In this case, we want to find the mass of ice (m) needed to lower the temperature of 300 grams of water from 40 degrees Celsius to 0 degrees Celsius.

First, we need to calculate the heat energy (Q) required to lower the temperature of water. We can use the specific heat capacity of water, which is 4.18 J/g°C, and the formula:

Q = m * c * ΔT

Substituting the given values:
Q = 300 g * 4.18 J/g°C * (40°C - 0°C)
Q = 300 g * 4.18 J/g°C * 40°C
Q = 50,160 J

Next, we need to calculate the heat energy (Q') released by the ice as it changes from 0°C to its melting point, which is 0°C. We can use the specific heat capacity of ice, which is 2.09 J/g°C, and the formula:

Q' = m' * c' * ΔT'

Substituting the given values:
Q' = m' * 2.09 J/g°C * (0°C - 0°C)
Q' = 0 J

Since there is no change in temperature during the phase change, the heat energy (Q') released is zero.
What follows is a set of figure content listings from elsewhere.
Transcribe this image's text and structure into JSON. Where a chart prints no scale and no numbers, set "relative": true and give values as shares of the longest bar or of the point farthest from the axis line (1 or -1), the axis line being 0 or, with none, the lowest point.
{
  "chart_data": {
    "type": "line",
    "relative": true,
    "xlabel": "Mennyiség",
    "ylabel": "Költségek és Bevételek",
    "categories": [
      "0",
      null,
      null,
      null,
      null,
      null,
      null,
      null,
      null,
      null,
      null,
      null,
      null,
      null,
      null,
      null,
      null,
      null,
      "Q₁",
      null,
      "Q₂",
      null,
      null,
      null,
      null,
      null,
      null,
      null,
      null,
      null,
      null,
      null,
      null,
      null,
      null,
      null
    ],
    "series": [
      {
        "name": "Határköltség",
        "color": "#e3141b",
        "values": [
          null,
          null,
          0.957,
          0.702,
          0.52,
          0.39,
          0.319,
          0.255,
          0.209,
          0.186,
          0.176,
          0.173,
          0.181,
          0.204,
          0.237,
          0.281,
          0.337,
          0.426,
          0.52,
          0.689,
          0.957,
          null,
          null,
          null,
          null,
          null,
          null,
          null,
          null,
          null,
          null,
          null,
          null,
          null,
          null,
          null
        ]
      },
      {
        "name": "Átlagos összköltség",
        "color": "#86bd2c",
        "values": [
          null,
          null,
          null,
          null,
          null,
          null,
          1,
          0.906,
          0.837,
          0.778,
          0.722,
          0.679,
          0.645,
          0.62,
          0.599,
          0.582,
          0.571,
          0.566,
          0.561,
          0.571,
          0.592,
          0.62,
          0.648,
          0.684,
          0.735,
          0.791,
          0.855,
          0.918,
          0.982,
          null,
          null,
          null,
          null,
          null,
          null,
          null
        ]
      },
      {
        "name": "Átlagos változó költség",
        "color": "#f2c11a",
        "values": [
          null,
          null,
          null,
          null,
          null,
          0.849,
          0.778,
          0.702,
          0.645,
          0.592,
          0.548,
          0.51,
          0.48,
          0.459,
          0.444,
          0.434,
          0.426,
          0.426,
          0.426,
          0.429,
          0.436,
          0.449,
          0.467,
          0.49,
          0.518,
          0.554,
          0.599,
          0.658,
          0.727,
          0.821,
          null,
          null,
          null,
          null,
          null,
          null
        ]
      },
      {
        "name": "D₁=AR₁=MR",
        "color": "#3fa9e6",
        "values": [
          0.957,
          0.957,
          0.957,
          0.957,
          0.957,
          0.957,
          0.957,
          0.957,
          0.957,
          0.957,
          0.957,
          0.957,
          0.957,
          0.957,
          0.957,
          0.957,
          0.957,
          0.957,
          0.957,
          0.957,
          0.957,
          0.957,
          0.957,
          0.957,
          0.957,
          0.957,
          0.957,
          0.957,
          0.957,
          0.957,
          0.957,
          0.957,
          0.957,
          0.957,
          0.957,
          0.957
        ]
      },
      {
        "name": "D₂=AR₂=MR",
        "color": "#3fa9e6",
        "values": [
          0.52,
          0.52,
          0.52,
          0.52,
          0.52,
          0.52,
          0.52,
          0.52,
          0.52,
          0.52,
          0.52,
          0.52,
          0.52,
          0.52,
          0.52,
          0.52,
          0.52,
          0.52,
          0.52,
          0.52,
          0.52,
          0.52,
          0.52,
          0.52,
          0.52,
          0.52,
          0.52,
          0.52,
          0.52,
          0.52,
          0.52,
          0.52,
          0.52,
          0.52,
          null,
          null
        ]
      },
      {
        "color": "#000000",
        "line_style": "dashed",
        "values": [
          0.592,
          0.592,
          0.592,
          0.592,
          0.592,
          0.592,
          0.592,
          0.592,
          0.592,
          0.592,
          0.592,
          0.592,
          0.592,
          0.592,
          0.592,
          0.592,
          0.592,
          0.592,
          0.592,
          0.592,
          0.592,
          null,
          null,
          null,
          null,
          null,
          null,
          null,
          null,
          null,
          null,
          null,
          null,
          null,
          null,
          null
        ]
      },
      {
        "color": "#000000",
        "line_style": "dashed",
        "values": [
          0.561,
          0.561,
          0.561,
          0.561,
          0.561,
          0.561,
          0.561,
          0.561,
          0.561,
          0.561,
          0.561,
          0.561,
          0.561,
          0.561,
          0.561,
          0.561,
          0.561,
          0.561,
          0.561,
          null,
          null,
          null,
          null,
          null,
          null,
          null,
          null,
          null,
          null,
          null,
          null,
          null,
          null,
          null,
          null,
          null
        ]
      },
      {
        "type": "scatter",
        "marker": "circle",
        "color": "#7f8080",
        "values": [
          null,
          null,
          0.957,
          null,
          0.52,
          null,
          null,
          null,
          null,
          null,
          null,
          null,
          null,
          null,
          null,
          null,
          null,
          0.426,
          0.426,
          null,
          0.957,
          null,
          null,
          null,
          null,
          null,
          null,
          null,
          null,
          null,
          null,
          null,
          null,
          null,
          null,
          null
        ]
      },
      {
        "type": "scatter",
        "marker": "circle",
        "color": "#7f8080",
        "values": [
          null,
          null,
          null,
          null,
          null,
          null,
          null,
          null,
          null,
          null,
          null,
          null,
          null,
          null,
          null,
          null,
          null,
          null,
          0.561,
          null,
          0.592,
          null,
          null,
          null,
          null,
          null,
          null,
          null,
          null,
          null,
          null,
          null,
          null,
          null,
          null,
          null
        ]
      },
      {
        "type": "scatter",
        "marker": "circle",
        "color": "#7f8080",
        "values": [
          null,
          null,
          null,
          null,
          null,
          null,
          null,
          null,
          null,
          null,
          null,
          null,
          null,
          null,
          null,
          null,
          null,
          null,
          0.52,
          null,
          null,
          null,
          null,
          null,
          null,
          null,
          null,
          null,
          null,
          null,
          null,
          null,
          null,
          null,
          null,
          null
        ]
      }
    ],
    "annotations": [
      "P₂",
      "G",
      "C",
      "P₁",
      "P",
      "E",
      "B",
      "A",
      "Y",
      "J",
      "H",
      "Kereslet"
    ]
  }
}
Now, we can equate the heat energy required (Q) with the heat energy released (Q') to find the mass of ice (m'):

Q = Q'
50,160 J = m' * 0 J/g
m' = 50,160 J / 0 J/g
m' = undefined

Since dividing by zero is undefined, it means that there is no mass of ice required to lower the temperature of 300 grams of water from 40 degrees Celsius to 0 degrees Celsius.